# Forecasting Energy Demand

## Data Wrangling

The project consists of two data sets:
* Hourly electricity demand data from the EIA;
* Hourly observed weather data from LCD/NOAA. 

Additionally to demand and weather data, I'll create features based on time to see how the trends are impacted by day of week, hour, week of year, if is holiday, etc.

To limit the scope of the project, I'll use data from Los Angeles exclusively to validate if is possible to improve electricity demand forecasting using weather data.

In [2]:
import boto3
import io
from sagemaker import get_execution_role

role = get_execution_role()
bucket ='sagemaker-data-energy-demand'

In [3]:
S3_CLIENT = boto3.client('s3')
files_list = S3_CLIENT.list_objects_v2(Bucket=bucket, Prefix='raw_data/weather/')
s3_files = files_list['Contents']        
latest_weather_data = max(s3_files, key=lambda x: x['LastModified'])

weather_data_location = 's3://{}/{}'.format(bucket, latest_weather_data['Key'])

In [4]:
import requests
import json
import datetime
import pandas as pd
from scipy import stats
from pandas.io.json import json_normalize
import numpy as np
import matplotlib.pyplot as plt
import seaborn as sns

import warnings
warnings.filterwarnings('ignore')

### Electricity data 
Electricity data were retrieved using EIA’s API and then unpacked into a dataframe.

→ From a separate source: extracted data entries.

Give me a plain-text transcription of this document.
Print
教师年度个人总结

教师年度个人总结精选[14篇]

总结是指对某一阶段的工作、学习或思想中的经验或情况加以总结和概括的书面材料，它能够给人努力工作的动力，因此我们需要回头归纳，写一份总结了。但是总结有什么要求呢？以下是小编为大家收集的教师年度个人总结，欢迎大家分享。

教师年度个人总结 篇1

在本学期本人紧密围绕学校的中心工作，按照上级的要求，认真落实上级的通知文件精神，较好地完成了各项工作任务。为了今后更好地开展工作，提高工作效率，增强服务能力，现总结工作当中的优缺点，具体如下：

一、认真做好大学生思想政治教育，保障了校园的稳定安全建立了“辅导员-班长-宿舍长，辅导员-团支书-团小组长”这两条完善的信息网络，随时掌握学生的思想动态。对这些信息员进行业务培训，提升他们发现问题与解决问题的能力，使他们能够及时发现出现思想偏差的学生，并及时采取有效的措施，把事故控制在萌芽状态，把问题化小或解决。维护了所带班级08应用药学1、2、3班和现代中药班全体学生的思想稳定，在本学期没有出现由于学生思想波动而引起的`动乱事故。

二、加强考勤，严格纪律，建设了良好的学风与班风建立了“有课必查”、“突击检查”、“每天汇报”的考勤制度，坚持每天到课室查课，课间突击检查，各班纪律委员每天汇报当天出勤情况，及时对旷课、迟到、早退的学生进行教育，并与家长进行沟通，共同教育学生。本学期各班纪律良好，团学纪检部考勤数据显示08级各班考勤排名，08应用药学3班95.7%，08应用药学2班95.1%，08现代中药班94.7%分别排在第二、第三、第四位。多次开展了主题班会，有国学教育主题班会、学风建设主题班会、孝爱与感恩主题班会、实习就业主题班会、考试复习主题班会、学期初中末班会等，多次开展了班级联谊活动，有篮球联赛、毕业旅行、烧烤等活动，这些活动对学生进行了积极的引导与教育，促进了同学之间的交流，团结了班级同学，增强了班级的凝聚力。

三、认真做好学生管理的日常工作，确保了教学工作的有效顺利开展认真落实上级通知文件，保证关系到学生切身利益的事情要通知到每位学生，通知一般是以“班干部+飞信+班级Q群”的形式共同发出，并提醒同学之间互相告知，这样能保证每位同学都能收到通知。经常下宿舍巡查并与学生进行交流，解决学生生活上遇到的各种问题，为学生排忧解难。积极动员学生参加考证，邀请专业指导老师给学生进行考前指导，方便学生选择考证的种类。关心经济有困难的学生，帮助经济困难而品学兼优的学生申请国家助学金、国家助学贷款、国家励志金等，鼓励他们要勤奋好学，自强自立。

The API contain hourly entries from July 2015 to present.

The electricity data required just simple cleaning. There were few null values in the set and a very small number of outliers. Removing outliers cut only ~.01% of the data.

In [5]:
EIA__API_KEY = '1d48c7c8354cc4408732174250d3e8ff'
REGION_CODE = 'LDWP'
CITY = 'LosAngeles'

def str_to_isodatetime(string):
    '''
    This function transforms strings to an ISO Datetime.
    '''
    year = string[:4]
    month = string[4:6]
    day =  string[6:8]
    time = string[8:11] + ':00:00+0000'
    return year + month + day + time

def eia2dataframe(response):
    '''
    This function unpacks the JSON file from EIA API into a pandas dataframe.
    '''
    data = response['series'][0]['data']
    dates = []
    values = []
    for date, demand in data:
        if demand is None or demand <= 0:    
            continue   
        dates.append(str_to_isodatetime(date))
        values.append(float(demand))
    df = pd.DataFrame({'datetime': dates, 'demand': values})
    df['datetime'] = pd.to_datetime(df['datetime'])
    df.set_index('datetime', inplace=True)
    df = df.sort_index()
    return df

electricity_api_response = requests.get('http://api.eia.gov/series/?api_key=%s&series_id=EBA.%s-ALL.D.H' % (EIA__API_KEY, REGION_CODE)).json()
electricity_df = eia2dataframe(electricity_api_response)

In [6]:
electricity_df.isnull().sum()

demand    0
dtype: int64

In [6]:
res = (pd.Series(electricity_df.index[1:]) - pd.Series(electricity_df.index[:-1])).value_counts()
print(res)
full_rng = pd.date_range(electricity_df.index[0], electricity_df.index[-1], freq=res.index[0])
electricity_df = electricity_df.reindex(full_rng, fill_value=np.nan)
res = (pd.Series(electricity_df.index[1:]) - pd.Series(electricity_df.index[:-1])).value_counts()
print(res)

0 days 01:00:00     39402
0 days 02:00:00         8
0 days 23:00:00         3
0 days 03:00:00         2
1 days 02:00:00         2
0 days 22:00:00         1
0 days 09:00:00         1
0 days 20:00:00         1
0 days 12:00:00         1
11 days 01:00:00        1
Name: datetime, dtype: int64
01:00:00    39873
dtype: int64


In [7]:
print(res)

01:00:00    39873
dtype: int64


### Observed weather data
LCD data are not available via NOAA’s API so I manually downloaded from the website as a CSV file which I imported to a pandas DataFrame. As common in data that come from physical sensors, LCD data required extensive cleansing.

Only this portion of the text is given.